Since 1995, the earned sentence credit program has made it possible for some people incarcerated in Virginia to earn their release. In 2020, Virginia’s General Assembly passed a law increasing how many credits people can earn. This expansion of the program was expected to impact thousands of people currently incarcerated in VDOC facilities – but for nearly two years, VDOC improperly withheld earned sentence credits from certain people who were eligible to earn them.

So the ACLU of Virginia sued, first in 2022, and again in 2023, to make sure VDOC followed the law, ultimately winning three different cases on behalf of individuals whose earned sentence credits VDOC initially refused to honor.

Two years later, VDOC is once again refusing to implement the earned sentence credit program according to the law. The statute requires that people begin to earn credits as soon as they are incarcerated and have a final conviction order. But VDOC has a policy that people cannot begin earning full credits until VDOC calculates their projected release date –a process that can take months. The delay means that VDOC is once again wasting taxpayer dollars in order to illegally prolong people’s incarceration.

“Just because VDOC doesn’t like the law as it’s written doesn’t mean it can go rogue and make its own,” said ACLU-VA Senior Supervising Attorney Vishal Agraharkar. “In Virginia, lawmakers make the law, not VDOC. How many times must we go to court before VDOC will simply follow the law and honor people’s hard work to earn sentence credits?”

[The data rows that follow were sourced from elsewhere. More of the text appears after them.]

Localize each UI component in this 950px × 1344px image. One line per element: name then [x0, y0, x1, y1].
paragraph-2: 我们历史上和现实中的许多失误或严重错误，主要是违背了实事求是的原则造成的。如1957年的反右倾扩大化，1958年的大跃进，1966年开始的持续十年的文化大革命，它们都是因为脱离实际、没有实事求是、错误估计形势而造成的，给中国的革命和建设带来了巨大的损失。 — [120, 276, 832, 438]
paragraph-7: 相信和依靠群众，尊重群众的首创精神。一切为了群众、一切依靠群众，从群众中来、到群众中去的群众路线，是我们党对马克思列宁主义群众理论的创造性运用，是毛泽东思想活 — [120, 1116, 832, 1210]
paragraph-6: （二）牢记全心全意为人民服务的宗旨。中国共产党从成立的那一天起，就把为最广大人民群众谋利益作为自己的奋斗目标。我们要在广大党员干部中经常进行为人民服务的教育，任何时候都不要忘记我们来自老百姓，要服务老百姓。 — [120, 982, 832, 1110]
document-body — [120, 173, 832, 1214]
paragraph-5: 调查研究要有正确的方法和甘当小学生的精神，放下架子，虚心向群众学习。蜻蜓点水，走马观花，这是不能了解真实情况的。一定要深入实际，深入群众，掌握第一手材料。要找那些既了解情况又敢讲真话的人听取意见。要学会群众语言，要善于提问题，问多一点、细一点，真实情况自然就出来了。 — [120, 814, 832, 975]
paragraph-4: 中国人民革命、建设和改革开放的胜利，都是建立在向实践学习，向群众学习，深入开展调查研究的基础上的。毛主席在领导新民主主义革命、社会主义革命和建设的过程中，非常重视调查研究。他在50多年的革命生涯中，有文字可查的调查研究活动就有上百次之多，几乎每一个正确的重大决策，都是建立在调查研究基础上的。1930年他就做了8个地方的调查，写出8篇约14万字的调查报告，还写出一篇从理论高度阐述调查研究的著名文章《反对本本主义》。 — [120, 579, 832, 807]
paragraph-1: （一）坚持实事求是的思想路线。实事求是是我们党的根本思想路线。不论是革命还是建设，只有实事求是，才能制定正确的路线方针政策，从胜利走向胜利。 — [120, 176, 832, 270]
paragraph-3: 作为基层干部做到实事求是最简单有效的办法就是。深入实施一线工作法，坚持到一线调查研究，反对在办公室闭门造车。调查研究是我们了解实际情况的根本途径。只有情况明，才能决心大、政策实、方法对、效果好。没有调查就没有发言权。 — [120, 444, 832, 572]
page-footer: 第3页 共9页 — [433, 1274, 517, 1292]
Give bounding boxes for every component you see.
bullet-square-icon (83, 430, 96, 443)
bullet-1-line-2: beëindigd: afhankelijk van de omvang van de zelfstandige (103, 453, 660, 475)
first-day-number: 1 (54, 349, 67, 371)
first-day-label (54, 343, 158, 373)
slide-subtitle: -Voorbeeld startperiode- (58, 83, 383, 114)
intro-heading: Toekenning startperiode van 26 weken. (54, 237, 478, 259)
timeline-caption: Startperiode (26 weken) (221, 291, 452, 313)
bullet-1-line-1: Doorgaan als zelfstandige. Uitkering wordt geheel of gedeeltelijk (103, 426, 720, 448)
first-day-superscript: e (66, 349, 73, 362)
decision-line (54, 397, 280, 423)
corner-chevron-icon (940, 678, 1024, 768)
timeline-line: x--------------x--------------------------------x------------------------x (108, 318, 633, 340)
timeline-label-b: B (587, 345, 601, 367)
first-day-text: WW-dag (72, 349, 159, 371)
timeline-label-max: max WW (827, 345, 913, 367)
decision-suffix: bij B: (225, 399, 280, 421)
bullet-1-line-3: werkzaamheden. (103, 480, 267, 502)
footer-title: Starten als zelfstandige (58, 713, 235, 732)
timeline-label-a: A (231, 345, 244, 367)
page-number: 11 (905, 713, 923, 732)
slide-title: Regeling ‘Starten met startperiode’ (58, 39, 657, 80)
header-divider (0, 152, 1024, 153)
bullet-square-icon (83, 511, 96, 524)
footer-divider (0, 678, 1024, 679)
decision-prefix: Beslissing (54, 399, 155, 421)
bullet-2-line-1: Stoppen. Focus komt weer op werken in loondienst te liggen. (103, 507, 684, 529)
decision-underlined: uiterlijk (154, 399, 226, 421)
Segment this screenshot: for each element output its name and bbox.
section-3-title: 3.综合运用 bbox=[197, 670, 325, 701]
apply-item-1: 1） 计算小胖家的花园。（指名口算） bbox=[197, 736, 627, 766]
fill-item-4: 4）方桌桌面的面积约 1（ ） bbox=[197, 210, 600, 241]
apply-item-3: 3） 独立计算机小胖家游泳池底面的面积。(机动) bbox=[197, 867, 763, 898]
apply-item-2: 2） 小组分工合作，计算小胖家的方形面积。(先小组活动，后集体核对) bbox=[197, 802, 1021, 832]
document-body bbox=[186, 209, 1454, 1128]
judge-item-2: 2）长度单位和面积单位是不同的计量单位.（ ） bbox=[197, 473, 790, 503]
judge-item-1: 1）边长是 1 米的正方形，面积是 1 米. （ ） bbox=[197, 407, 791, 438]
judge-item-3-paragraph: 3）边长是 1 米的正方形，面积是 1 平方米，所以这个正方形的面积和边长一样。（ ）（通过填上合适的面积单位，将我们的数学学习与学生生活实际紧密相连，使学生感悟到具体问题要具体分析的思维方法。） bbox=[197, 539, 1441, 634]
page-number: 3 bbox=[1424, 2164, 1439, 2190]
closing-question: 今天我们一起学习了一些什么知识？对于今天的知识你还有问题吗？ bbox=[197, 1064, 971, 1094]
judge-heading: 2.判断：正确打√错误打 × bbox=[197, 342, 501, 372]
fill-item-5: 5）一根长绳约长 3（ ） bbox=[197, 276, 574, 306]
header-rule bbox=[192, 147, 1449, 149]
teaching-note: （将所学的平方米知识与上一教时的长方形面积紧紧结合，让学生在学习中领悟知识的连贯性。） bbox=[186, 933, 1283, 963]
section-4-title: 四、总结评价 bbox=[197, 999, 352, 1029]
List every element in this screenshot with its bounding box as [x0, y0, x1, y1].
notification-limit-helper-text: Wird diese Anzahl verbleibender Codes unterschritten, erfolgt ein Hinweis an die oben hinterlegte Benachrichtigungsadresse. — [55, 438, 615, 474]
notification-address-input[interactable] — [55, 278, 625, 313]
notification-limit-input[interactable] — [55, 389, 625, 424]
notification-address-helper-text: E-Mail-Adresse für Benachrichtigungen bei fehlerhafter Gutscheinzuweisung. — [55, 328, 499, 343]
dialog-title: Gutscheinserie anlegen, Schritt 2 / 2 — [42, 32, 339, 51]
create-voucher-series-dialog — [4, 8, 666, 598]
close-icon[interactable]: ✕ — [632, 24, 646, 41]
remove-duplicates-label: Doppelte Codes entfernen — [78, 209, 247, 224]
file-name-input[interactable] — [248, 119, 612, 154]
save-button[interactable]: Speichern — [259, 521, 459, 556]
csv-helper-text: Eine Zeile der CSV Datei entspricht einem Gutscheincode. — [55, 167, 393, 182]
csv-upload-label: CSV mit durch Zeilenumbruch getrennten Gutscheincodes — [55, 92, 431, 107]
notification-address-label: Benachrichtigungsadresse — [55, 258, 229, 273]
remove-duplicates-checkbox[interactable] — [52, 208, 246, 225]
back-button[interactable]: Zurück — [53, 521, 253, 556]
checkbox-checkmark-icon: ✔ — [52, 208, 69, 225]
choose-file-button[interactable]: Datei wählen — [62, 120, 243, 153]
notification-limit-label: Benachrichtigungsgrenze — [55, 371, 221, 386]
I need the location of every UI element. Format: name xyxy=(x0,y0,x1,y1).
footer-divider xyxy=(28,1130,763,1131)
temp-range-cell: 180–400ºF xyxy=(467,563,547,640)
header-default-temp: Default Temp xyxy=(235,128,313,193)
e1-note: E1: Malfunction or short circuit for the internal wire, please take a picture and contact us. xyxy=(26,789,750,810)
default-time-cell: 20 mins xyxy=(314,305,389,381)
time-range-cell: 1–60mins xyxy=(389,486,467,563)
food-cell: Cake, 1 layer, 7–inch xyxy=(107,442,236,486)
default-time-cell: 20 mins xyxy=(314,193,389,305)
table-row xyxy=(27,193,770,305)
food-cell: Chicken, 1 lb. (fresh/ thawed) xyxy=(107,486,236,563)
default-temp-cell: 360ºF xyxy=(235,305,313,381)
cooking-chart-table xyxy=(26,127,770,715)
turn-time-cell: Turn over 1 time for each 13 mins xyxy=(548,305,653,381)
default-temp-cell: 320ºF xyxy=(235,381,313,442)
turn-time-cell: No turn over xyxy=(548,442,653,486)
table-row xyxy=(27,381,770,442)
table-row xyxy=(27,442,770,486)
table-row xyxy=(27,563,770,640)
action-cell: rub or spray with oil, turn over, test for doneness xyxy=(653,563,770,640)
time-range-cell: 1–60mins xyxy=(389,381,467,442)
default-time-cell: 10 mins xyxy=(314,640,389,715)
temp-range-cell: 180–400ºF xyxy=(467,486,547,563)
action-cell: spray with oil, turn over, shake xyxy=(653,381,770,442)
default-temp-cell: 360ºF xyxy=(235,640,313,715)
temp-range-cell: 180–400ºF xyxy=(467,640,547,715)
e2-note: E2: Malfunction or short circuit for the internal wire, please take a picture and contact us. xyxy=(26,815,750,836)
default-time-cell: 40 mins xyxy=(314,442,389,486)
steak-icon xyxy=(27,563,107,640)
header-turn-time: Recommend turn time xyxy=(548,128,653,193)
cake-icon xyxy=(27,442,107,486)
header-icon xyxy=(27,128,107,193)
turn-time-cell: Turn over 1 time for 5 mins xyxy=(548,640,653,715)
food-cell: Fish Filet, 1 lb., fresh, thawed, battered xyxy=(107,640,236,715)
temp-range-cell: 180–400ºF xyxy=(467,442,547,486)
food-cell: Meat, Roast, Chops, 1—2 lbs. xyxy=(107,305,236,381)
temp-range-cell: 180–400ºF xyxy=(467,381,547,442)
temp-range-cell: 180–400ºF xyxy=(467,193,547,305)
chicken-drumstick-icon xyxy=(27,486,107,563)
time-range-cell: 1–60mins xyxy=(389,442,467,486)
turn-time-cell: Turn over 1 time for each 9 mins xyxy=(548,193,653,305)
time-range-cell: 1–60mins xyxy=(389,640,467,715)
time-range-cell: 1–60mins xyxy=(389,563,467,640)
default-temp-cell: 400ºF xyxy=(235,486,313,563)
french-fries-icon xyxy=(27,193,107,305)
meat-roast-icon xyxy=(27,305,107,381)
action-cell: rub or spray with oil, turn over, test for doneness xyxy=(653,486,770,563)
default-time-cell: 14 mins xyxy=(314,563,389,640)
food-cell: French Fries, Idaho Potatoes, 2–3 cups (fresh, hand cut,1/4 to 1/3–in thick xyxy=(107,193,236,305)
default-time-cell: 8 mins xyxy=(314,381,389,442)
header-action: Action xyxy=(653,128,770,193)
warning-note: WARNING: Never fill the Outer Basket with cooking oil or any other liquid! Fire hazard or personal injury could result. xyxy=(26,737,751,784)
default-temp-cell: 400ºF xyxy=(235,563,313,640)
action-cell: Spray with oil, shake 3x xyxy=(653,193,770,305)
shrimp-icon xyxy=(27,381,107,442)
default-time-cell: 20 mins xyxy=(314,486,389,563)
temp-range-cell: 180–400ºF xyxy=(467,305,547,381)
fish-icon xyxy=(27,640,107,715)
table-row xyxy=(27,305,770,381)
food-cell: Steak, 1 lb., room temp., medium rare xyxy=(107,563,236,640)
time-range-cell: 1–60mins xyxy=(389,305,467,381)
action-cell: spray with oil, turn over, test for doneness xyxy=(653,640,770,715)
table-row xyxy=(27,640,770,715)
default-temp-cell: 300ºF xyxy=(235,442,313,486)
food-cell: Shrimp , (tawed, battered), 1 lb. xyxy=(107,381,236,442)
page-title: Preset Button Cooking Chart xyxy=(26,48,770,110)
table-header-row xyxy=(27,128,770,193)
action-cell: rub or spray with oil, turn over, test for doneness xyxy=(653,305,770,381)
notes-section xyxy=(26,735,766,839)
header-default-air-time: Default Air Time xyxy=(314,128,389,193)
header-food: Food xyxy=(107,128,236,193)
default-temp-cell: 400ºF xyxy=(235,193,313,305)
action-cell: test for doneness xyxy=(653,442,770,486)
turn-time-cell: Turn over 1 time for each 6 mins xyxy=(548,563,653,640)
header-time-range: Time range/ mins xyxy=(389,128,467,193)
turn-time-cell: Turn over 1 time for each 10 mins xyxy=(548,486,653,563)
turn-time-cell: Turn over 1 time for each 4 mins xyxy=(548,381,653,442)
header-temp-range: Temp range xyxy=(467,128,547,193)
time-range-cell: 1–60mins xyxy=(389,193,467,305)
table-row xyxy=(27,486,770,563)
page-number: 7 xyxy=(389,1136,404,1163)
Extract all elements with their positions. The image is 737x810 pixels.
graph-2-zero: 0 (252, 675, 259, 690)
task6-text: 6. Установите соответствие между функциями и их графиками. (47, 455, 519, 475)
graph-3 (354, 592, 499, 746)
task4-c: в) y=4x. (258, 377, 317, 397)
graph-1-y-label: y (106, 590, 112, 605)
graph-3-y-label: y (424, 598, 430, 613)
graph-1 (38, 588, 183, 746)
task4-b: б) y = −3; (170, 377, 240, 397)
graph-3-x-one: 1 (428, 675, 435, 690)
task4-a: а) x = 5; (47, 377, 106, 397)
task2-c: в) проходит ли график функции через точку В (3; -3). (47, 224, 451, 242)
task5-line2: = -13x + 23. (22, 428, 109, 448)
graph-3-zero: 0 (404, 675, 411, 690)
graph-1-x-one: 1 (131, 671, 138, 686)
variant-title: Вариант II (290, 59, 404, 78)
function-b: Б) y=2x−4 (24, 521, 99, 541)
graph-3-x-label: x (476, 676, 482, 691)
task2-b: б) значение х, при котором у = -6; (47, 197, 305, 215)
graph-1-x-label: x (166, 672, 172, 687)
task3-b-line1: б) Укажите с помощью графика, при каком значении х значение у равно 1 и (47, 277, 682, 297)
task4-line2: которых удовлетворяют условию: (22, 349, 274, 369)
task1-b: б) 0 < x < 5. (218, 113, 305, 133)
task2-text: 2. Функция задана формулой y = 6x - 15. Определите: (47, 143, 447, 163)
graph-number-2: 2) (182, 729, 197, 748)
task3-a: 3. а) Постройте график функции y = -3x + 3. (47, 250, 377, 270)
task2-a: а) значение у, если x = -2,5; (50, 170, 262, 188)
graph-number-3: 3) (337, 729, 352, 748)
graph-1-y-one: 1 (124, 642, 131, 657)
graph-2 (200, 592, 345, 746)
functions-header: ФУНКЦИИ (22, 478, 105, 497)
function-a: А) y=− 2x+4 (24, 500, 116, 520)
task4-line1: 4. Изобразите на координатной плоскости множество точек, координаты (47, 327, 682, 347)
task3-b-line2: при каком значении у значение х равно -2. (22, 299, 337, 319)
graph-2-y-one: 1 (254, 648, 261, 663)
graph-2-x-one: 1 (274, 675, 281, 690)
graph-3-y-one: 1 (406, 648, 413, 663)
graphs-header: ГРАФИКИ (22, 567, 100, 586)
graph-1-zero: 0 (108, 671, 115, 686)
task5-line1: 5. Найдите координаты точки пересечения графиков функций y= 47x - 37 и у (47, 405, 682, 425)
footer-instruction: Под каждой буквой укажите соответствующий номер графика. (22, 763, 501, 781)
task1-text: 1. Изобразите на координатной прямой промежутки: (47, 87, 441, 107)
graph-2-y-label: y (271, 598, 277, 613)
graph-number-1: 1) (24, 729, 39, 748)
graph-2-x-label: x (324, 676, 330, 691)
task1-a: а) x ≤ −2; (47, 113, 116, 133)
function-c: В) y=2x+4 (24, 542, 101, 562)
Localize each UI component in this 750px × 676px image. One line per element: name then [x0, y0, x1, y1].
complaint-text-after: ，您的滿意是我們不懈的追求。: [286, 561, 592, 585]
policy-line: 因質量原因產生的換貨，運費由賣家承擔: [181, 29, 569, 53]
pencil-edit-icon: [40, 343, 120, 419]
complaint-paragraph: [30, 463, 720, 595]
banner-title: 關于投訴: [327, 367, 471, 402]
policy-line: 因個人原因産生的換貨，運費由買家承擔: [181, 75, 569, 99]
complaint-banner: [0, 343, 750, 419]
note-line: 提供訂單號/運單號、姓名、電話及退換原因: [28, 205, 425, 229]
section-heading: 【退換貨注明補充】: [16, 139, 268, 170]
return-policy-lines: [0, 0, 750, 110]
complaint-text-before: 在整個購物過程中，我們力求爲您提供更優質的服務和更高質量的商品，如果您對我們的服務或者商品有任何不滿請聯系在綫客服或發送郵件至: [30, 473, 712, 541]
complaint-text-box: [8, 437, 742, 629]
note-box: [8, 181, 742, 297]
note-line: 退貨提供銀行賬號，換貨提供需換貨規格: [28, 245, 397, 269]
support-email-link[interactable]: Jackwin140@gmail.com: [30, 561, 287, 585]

In 2024, a federal suit resulted in VDOC paying $1.6 million in damages to more than 50 people from whom VDOC had withheld sentence credits they had earned. Today’s filings ask the court to award damages to those who have served longer sentences because of VDOC’s illegal policy, and to grant injunctive relief and a declaratory judgment under the Fourteenth Amendment of the U.S. Constitution to establish people’s right to earn sentence credits as soon as they become eligible. Welch and Weerapunyanont v. Dotson et al. and Whitmore v. Walters were filed in the Richmond division of the Eastern District of Virginia.